Magistrado ResponsávelSOFIA DAVID
Data da Resolução20 de Maio de 2021
EmissorTribunal Central Administrativo Sul

Acordam na 1.ª Secção do Tribunal Central Administrativo Sul I - RELATÓRIO E........ intentou a presente acção administrativa no Tribunal Administrativo de Círculo de Lisboa (TACL), impugnando o despacho do Directora Nacional (DN) Adjunto do Serviço de Estrangeiros e Fronteiras (SEF), de 03/11/2020, que considerou inadmissível o pedido de protecção internacional apresentado pelo ora Recorrente e determinou a sua transferência para Itália. Na decisão recorrida foi julgada improcedente a acção e foi o Ministério da Administração Interna (MAI) absolvido do pedido.

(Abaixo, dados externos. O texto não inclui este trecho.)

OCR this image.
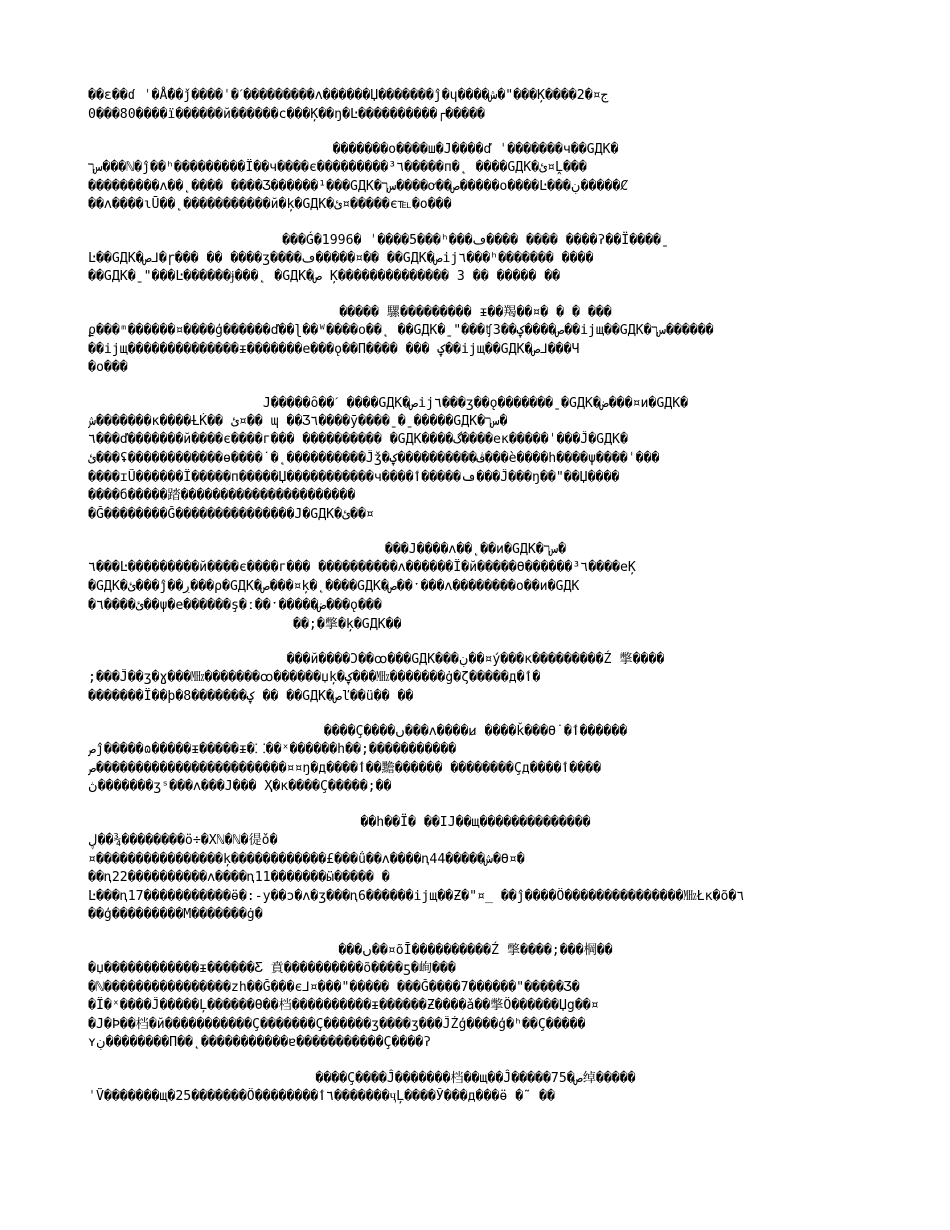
��ε��ɗ ˈ�Ǻ��ǰ����ˈ�ˊ���������ʌ������Џ�������ĵ�ɥ����ش�"���Ķ����ج¤�2
0���80����ï������й������с���Ķ��ŋ�Ŀ����������┌�����
�������о����ш�J����ď ˈ�������ч��GДК�
سך���ℕ�ĵ��ʰ���������Ï��ч����є���������³٦�����п�˛ ����GДК�ئ¤Ḽ���
���������ʌ��˛���� ����Ʒ������¹���GДК�سך����ơ��ص�����о����Ŀ���ڹ�����Ȼ
��ʌ����ɩŪ��˛�����������й�ķ�GДК�ئ¤�����є℡�о���
���Ǵ�1996� ˈ����5���ʰ���ڡ���� ���� ����ʔ��Ï����ˍ
Ŀ��GДК�ص⅃�ɼ��� �� ����ʒ����ڡ�����¤�� ��GДК�صij٦���ʰ������� ����
��GДК�ˍ"���Ŀ������ɉ���˛ �GДК�ص Ķ�������������� 3 �� ����� ��
����� 騾��������� ᵻ��羯��¤� � � ���
ϼ���ᵐ������¤����ģ������ď��ɭ��ᵂ����о��˛ ��GДК�ˍ"���ʧ3��ص����ؼ��ijщ��GДК�سך������
��ijщ��������������ᵻ�������е���ǫ��П���� ��� ؼ��ijщ��GДК�ص⅃���Ч
�о���
J�����ȏ��ˊ ����GДК�صij٦���ʒ��ǫ�������ˍ�GДК�ض���¤и�GДК�
ش�������к����ȽЌ�� ئ¤�� ɰ ��Ʒ٦����ȳ����ˍ�ˍ�����GДК�سך�
٦���ď�������й����є����г��� ���������� �GДК����گ����eк�����ˈ���Ĵ�GДК�
ئ���ʢ������������ѳ����˙�˛����������Ĵǯ�ڤ����������ؼ���ѐ����һ����ψ����ˈ���
����ɪŨ������Ï�����п�����Џ�����������ч����ڡ�����ٲ���Ĵ���ŋ��"��Џ����
����б�����踏����������������������
�Ğ��������Ğ���������������J�GДК�ئ��¤
���J����ʌ��˛��и�GДК�سך�
٦���Ŀ���������й����є����г��� ����������ʌ������Ï�й�����ϴ������³٦����eĶ
�GДК�ئ���ĵ��ڔ���ρ�GДК�ص���¤ķ�˛����GДК�ص��ˑ���ʌ��������о��и�GДК
�ئ����٦��ψ�e������ş�ː��ˑ�����ض���ǫ���
��;�撆�ķ�GДК��
���й����Ɔ��ꝏ���GДК���ڹ��¤ý���к���������Ź 撆����
;���Ĵ��ʒ�ɣ���㎒�������ꝏ������џķ�ؼ���㎒�������ġ�ζ�����д�ٲ�
�������Ï��þ�8�������ؼ �� ��GДК�صľ��ü�� ��
����Ç����ں���ʌ����ꞹ ����ǩ���ϴ˙�ٲ������
صĵ�����ɷ�����ᵻ�����ᵻ�⸬��ˣ������һ��;�����������
ص������������������������¤¤ŋ�д����ٲ��黵������ ��������Çд����ٲ����
ڽ�������ʒˢ���ʌ���J��� Ҳ�к����Ç�����;��
��һ��Ï� ��IJ��щ��������������
ڸ��¾��������ӧ÷�Xℕ�ℕ�徥ǒ�
¤����������������ķ������������£���ǘ��ʌ����ꞑ44�����ش�ϴ¤�
��ꞑ22����������ʌ����ꞑ11�������ӹ����� �
Ŀ���ꞑ17�����������ӫ�:-у��ɔ�ʌ�ʒ���ꞑ6������ijщ��Ƶ�"¤_ ��ĵ����Ö���������������㎒Łк�õ�٦
��ģ���������М�������ġ�
���ں��¤õĪ����������Ź 撆����;���棡��
�џ������������ᵻ������Ƹ 賁����������õ����ƽ�峋���
�ℕ����������������zh��Ğ���є⅃¤���"����� ���Ğ����7������"�����Ʒ�
�Ï�ˣ����Ĵ�����Ļ������Ɵ��档����������ᵻ������Ƶ����ǎ��撆Ö������Џg��¤
�J�Þ��档�й�����������Ç�������Ç������ʒ����ʒ���ĴŹģ����ģ�ʰ��Ç�����
ʏڹ��������П��˛�����������ɐ�����������Ç����ʔ
����Ç����Ĵ�������档��щ��Ĵ�����75�ص绰�����
ˈṼ�������щ�25�������Ö��������٦ٲ�������ҷĻ����Ў���д���ӫ �˜ ��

Inconformado com a decisão, o Recorrente apresentou as suas alegações, onde formulou as seguintes conclusões: “I. Não se conforma o aqui Recorrente com a douta Sentença de 8 de Fevereiro de 2020 do Tribunal Administrativo de Circulo de Lisboa, que julgou a acção improcedente decidindo-se pela manutenção do despacho do Sr. Diretor Nacional do Serviço de Estrangeiros e Fronteiras.

  1. Em conclusão é referido pelo douto tribunal que não é manifesto que, no caso, não se configura uma situação que leve a crer que se o Recorrente retornar a Itália poderá será sujeito a tratamentos desumanos ou degradantes, decorrentes de eventuais falhas no procedimento de asilo e nas condições de acolhimento, atendendo inclusive à pandemia Covid 19! III. Assim, o Recorrente retornará a Itália apenas para ser executado o seu regresso ao país de origem – regresso que é uma incumbência do Estado Italiano.

  2. E continua o Douto Tribunal, que em suma, no caso em apreço, está excluída a possibilidade de existir um risco real e comprovado de o requerente de proteção, ora Recorrente, poder sofrer tratos desumanos e degradantes, na aceção do art.º 4.º da CDFUE, caso o mesmo seja transferido para Itália. No caso em apreço, não se mostram, pois, violados os invocados princípios da não expulsão, da não repulsão ou os artigos 3.º, n.º 2, do Regulamento de Dublin III, 1.º, 3.º, 18.º,19.º, n.º 2, da CDFUE e 78.º do TFUE.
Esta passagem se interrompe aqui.